Lauren Borg is an undergraduate student in the Faculty of Engineering and Information Sciences at the University of Wollongong. She’s recently finished her third and final year of a Bachelor of Medical Mathematics and intends on undertaking the Honours program next year. Throughout her undergraduate degree she has been a part of the NIASRA (National Institute for Applied Statistics Research Australia) Winter (2013) and Summer (2014) Scholarship program as well as a Dean’s Scholar student. Lauren was also a member of the Dean’s Merit list in 2013. She is interested in pursuing research in the field of biostatistics.

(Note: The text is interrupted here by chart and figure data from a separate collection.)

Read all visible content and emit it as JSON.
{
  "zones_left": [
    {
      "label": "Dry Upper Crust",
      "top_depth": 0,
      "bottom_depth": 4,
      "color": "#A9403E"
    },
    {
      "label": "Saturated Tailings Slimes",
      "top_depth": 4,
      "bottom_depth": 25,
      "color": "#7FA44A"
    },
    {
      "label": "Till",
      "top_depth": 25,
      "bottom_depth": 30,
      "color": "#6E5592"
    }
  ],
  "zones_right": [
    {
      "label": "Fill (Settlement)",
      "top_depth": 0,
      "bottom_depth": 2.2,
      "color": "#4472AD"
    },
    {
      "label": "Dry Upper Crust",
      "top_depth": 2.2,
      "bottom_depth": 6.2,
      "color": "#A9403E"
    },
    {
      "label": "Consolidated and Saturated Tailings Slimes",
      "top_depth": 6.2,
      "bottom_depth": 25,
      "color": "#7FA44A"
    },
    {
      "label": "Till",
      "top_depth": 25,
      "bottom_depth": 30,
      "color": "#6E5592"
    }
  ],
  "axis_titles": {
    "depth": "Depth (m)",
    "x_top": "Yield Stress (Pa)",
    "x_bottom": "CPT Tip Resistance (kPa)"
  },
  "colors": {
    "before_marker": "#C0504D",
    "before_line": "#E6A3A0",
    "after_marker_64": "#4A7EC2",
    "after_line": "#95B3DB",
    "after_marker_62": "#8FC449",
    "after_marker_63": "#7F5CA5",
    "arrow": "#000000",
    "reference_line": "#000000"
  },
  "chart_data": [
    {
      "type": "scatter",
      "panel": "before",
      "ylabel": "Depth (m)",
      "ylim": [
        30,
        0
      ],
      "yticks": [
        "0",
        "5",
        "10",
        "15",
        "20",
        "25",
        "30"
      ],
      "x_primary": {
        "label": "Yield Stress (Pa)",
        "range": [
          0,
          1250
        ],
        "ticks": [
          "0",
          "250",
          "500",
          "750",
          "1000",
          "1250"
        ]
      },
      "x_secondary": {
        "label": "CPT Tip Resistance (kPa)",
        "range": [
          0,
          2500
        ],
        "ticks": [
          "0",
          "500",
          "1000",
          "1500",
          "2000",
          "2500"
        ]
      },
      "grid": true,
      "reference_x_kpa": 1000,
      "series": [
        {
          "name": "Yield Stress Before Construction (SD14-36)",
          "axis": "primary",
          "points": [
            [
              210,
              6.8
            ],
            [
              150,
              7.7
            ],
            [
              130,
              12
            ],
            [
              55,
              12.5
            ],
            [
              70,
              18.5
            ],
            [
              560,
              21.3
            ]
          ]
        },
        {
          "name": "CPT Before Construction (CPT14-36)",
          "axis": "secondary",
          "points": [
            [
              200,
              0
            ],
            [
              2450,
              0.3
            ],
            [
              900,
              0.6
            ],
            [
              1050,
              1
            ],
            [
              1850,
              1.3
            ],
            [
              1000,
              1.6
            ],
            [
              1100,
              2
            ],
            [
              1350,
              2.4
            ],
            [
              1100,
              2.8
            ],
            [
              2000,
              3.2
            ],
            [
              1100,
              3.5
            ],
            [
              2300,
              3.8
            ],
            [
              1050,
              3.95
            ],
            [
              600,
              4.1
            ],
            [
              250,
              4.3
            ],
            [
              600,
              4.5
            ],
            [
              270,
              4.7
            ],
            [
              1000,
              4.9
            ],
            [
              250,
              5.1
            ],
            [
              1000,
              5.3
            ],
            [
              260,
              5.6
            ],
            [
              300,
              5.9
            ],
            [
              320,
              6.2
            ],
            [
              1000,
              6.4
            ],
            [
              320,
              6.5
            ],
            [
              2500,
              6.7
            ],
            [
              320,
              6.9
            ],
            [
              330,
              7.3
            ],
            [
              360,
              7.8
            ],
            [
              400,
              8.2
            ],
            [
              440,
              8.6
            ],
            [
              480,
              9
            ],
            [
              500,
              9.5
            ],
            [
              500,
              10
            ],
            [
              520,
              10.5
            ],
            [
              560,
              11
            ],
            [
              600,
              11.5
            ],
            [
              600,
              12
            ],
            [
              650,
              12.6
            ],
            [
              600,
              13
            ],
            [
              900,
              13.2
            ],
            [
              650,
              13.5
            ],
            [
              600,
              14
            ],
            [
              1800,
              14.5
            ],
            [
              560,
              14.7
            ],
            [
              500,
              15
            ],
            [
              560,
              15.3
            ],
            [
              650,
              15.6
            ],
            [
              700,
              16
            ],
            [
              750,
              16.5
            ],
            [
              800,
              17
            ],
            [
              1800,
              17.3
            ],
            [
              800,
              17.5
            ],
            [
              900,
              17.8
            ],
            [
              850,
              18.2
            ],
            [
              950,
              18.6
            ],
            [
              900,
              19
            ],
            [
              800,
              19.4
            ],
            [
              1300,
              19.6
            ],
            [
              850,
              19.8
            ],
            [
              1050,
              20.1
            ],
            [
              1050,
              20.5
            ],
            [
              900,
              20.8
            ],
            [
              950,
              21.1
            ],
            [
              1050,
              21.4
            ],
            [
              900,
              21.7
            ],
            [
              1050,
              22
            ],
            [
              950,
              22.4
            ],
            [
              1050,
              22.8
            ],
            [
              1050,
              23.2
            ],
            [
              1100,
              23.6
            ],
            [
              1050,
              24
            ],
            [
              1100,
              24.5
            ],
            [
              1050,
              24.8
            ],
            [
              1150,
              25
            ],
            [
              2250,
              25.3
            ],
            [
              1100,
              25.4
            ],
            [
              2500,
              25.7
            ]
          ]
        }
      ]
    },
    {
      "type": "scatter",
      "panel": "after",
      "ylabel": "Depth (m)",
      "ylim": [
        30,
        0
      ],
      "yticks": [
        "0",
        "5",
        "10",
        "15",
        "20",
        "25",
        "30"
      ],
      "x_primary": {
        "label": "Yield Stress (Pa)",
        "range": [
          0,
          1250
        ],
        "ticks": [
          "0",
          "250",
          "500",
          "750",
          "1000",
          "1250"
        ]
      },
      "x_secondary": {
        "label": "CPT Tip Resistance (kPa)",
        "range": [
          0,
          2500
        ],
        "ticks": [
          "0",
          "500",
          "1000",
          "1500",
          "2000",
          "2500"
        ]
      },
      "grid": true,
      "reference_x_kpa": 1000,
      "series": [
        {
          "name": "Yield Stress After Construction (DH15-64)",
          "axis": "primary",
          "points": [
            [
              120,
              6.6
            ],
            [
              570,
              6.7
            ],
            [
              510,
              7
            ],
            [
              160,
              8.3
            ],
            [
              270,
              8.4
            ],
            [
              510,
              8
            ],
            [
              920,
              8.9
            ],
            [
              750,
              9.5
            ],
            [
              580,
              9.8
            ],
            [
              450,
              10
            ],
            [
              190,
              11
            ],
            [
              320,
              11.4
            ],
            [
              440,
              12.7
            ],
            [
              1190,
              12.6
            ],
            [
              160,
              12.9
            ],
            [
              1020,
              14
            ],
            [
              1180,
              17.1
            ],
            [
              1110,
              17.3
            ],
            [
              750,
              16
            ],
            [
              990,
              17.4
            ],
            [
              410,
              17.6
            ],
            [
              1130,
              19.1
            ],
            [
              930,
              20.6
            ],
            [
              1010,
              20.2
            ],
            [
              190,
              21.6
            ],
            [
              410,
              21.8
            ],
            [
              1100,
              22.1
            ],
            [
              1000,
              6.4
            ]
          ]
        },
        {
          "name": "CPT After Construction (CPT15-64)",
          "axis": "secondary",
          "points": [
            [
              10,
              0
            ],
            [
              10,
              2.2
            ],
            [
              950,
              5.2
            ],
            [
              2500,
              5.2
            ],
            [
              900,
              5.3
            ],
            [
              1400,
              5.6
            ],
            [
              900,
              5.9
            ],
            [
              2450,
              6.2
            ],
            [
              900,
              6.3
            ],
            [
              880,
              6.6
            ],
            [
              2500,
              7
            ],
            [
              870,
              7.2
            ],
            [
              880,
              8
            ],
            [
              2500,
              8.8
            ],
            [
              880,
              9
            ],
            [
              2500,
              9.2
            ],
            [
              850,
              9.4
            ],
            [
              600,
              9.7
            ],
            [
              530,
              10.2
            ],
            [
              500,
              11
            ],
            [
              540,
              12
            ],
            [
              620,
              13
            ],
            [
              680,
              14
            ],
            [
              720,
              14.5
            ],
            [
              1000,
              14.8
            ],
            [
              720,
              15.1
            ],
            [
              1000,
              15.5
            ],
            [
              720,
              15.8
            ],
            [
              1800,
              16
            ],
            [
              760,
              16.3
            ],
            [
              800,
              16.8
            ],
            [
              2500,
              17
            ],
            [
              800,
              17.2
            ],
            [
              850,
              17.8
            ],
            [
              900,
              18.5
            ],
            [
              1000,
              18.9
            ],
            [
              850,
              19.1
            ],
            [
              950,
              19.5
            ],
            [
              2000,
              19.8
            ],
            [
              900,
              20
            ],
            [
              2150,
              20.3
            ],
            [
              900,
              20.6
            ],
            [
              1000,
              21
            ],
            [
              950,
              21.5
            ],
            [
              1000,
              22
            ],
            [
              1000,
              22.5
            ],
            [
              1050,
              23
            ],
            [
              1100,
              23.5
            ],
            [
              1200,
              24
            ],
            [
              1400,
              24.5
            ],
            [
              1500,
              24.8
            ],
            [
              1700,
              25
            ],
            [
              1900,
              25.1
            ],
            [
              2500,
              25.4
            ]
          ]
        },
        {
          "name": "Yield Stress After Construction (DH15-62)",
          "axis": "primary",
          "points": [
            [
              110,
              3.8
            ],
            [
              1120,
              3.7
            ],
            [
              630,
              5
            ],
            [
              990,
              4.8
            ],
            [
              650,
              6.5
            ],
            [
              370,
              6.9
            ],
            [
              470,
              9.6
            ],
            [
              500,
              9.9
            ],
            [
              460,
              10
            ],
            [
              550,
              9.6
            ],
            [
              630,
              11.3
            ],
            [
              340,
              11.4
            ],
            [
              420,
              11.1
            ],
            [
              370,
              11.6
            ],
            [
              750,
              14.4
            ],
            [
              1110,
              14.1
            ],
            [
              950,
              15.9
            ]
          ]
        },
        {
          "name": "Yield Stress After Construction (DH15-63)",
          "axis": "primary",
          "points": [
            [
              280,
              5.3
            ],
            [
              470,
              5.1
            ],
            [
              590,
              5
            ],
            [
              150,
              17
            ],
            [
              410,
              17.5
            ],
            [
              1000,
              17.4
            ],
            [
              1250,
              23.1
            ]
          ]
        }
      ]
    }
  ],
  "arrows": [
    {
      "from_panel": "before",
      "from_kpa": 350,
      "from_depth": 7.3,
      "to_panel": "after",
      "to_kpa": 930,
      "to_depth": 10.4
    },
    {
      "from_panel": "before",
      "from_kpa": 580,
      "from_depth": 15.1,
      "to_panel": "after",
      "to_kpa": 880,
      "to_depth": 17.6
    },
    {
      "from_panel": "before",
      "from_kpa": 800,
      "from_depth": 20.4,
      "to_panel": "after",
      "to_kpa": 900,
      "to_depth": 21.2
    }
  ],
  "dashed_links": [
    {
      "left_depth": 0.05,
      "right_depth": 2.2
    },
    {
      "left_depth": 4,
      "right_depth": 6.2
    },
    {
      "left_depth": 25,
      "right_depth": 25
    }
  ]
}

Issues in QTL Analysis and Association Studies in Plants with High Dimensional Marker Platforms
High-throughput, high-dimensional marker platforms are now available for many species. The Affymetrix Genome-Wide Human SNP Array 6.0 has been available for some time and has almost 1 million single nucleotide polymorphisms (SNPs) in a 1.8 million marker array. The rapid advancement of these technologies has provided a range of exciting opportunities in plant breeding. Traditional plant breeding approaches have been largely based on the well established theory of quantitative genetics which produce pedigree based predictions of additive genetic value. Although there has been much progress for hundreds of years using these approaches, the use of high density molecular markers data opens possibilities to better understand the genetic architecture of complex quantitative traits of commercial interest as well as deriving accurate prediction of genetic merit without the need to phenotype large numbers of individuals in the early stages of selection. There is a need to examine and improve the statistical methods that make use of high-dimensional marker data for QTL analysis and association studies in plants. There are many methods availablefor the analysis of QTL; it is not possible to review all the methods so a selection of key papers are discussed. Verbyla et al. (2007) developed a whole genome approach called WGAIM, which consisted of a forward selection approach for determining putative QTLs, which was embedded within the framework of a linear mixed model (lmm). This lmm included terms to account for the design of the experiment, as well as terms for both full additive and polygenic effects while undertaking the search. Verbyla et al. (2012) extended the WGAIM approach to make it more suitable for high-dimensional marker data. An important feature of both approaches is the useof a fully-efficient one-stage analysis. Many other widely used approaches for QTL analysis and association studies use a two-stage approach. In the first stage summarised or meta-data is formed from an analysis (often simply averaging of raw values for each line) ignoring the marker data. This meta-data is then subjected to a QTL analysis or association study in the second stage with incorporation of measures of statistical uncertainty. In this project we will undertake a comprehensive simulation study to examine the loss in efficiency resulting from a two-stage approach. Our study will be based on a real data-set taken from experiments involving a mapping population in wheat.